The Nikkei 225 index at the Tokyo Stock Exchange climbed 104.29 points to 15,658.20, while the Topix index of all first-section issues was up 0.65 percent, or 8.26 points, at 1,278.90.
After a two-day meeting the US central bank’s policy committee said it would bring an end to six years of monetary easing as the economy gets back on track. It also said it would keep interest rates at record lows for “a considerable time” after the end of the bond-buying programme.
The greenback was up at 109.13 yen in Tokyo Thursday, up from 108.90 yen in New York, and sharply higher than the 108.12 yen in Tokyo earlier Wednesday. A weaker yen is a plus for shares of Japanese exporters as it makes them more competitive overseas and inflates repatriated income.
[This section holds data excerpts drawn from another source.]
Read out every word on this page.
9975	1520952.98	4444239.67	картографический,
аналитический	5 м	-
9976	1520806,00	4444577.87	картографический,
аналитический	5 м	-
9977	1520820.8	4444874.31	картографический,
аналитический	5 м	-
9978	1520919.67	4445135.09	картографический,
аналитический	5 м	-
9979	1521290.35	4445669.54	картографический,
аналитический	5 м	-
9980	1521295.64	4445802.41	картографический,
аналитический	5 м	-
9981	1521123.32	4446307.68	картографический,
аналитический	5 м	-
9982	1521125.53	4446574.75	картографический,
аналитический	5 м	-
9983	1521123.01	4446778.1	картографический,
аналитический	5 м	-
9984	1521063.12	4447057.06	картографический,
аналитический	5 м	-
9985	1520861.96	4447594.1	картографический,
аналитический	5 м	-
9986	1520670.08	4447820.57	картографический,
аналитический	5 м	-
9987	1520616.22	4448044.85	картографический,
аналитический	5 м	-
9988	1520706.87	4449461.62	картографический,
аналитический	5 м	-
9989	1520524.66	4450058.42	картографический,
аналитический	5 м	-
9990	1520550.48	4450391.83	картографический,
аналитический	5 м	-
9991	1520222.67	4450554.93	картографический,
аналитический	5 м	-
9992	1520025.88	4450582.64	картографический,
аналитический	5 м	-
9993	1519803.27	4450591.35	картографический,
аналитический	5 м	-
Nintendo shares rose 1.03 percent to 11,235.0 yen — after surging more than seven percent in earlier trade — after the videogame giant said first-half net profit jumped as a sharply weaker yen offset slowing sales.
Skymark Airlines dropped 6.39 percent to 205.0 yen after a report in the leading Nikkei business daily that said the struggling carrier was likely to post a net loss of more than 10 billion yen in its fiscal year to March.